それはそうと、ジェットコースターのそれは怖いながらも数々の安全対策が施された、生きるのに必要な『保証された恐怖を補充』させる代物であり、謂わば温室内でホラー映画を観るようなものだったのである。
だが、今の状況はどうだろうか? 機体の上に乗り生身の肉体を曝け出している、保証されたとは程遠い状態なのであった。一瞬の判断ミスが大惨事へと繋がるだろう。
だが、意外にもここにきて鈴仙は冷静であったのだ。人間はここぞという時に集中力が高まるが、兎といえど妖怪と化して人型へと変貌した鈴仙にも同じような感性が備わっているのかも知れなかった。
故に、彼女は傾斜の中で突き出た石や小島といった障害物に何度出くわそうとも、それを適格に回避していく事が出来たのであった。
そのようにして、鈴仙は無事に水上の旅を終える事が出来たのであった。
彼女を乗せた機体は、徐々にその速度を落とし始め、気付けばとある小島へと停泊をしていったのである。
「どうやら、ここが終着点のようですね……」
そう独りごちながら、鈴仙は漸く一仕事終えたなという達成感をひしひしと感じるのであった。
そして、今いる小島を見渡せば、その自然の産物には些か不釣り合いな機械仕掛けの装置が島の中央に鎮座していたのである。
最早、答えなどは決まっているだろう。鈴仙は早速その装置の目の前まで赴いたのである。
そして、やはり予想通りであったようだ。そこには、先の飛び石のエリアの先にあったようにキーとなるランプが存在したのだから。

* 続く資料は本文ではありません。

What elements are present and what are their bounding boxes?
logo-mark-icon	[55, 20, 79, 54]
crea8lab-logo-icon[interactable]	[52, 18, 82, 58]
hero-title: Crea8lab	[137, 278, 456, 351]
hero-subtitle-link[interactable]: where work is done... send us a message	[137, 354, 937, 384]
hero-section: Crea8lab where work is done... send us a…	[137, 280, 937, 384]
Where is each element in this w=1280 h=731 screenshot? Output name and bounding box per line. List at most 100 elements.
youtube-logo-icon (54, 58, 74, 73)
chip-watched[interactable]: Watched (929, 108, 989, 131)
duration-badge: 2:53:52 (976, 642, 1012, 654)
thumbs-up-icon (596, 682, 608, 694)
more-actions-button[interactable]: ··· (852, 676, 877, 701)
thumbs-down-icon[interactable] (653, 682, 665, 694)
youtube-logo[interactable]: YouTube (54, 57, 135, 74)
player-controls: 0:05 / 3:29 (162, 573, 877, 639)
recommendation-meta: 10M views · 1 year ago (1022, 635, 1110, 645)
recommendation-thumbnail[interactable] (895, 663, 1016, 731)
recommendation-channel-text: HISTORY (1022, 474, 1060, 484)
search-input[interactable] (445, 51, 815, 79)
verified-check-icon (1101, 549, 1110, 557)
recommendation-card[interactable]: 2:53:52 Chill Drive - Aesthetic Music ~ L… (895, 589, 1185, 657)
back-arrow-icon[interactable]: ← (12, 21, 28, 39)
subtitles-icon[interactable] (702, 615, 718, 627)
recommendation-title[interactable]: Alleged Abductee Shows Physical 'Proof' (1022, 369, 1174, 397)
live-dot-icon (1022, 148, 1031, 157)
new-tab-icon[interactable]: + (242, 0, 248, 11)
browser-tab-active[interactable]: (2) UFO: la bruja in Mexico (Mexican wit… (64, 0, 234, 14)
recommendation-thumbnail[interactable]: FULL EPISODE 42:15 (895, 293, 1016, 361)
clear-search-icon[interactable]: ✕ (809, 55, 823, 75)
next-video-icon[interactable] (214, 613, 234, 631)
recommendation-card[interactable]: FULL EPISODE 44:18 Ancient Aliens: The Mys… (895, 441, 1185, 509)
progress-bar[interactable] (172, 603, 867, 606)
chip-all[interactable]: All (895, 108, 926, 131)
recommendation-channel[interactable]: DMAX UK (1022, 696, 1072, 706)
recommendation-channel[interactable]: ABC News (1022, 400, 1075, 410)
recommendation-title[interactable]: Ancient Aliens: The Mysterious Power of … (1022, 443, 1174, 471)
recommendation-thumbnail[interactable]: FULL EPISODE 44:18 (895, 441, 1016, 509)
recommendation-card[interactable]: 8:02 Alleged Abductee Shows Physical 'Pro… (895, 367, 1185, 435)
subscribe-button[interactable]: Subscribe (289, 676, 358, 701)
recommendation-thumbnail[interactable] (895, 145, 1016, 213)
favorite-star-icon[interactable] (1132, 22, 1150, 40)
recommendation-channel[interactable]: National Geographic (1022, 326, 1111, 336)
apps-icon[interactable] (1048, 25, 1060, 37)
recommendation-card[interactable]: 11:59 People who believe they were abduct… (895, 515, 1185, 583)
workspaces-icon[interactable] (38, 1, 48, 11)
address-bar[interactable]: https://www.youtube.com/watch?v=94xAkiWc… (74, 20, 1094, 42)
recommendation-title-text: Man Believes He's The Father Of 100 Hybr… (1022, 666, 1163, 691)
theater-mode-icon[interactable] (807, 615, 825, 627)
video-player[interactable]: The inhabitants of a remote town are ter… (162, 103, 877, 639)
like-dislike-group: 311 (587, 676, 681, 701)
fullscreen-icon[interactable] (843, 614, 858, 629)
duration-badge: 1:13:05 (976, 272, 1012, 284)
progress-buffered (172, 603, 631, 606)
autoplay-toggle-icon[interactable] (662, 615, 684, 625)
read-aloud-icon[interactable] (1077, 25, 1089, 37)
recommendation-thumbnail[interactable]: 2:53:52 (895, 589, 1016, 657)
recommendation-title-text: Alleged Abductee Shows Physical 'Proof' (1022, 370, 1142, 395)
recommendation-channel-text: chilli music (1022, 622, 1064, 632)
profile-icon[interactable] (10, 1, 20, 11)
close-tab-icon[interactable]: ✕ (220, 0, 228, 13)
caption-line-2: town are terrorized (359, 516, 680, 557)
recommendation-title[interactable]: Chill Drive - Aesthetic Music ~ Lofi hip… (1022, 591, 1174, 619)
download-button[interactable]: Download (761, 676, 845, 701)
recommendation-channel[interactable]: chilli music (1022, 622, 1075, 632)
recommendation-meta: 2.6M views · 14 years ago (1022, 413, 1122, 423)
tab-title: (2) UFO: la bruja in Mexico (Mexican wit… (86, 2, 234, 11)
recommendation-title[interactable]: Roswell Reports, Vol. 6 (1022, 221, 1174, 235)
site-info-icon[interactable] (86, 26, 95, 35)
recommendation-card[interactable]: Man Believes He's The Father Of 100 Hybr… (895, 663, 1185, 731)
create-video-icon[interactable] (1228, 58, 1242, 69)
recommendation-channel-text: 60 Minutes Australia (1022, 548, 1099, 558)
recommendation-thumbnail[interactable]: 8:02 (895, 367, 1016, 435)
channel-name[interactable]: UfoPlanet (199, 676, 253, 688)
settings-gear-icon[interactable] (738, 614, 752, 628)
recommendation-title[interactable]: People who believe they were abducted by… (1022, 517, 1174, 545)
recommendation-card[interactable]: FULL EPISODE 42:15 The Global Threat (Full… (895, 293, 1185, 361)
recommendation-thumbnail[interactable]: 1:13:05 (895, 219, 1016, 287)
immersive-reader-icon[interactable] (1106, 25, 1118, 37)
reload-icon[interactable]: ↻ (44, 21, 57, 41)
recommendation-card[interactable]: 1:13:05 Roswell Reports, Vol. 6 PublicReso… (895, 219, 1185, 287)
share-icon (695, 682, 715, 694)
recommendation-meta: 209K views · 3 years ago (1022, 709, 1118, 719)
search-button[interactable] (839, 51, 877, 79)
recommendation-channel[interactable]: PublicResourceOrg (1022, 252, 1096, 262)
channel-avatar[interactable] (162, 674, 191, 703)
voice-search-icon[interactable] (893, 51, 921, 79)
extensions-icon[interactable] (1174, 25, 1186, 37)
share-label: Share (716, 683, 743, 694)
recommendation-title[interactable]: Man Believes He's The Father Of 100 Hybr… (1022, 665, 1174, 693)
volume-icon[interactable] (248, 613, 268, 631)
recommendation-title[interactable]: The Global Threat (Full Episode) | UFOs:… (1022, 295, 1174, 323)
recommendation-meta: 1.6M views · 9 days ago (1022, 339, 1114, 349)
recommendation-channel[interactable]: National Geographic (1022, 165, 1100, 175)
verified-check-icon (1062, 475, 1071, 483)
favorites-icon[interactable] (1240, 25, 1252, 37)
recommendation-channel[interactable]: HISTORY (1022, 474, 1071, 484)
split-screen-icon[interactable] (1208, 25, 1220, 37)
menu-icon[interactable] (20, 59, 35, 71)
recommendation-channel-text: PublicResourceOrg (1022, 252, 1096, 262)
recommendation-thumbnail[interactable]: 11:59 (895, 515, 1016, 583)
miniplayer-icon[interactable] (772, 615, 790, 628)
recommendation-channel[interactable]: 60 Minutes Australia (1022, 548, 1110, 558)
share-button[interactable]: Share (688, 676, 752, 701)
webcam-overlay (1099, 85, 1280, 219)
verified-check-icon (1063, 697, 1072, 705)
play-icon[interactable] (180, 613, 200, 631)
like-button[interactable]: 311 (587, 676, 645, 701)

鈴仙は先程と同じように自分の波長をそのキーへと向けたのである。すると、同じようにそのランプは点灯をしたのであった。
そして、次の瞬間であった。何やら遠くで地響きにも似た物音が奏でられたのである。それを聞いて鈴仙は確信する。
「これで、あの扉が開いたという事ですね」
これにて第一関門は突破した。そして、その先には何が待ち構えているのかと鈴仙は不安と期待の入り雑じった感情で身を委ねるのであった。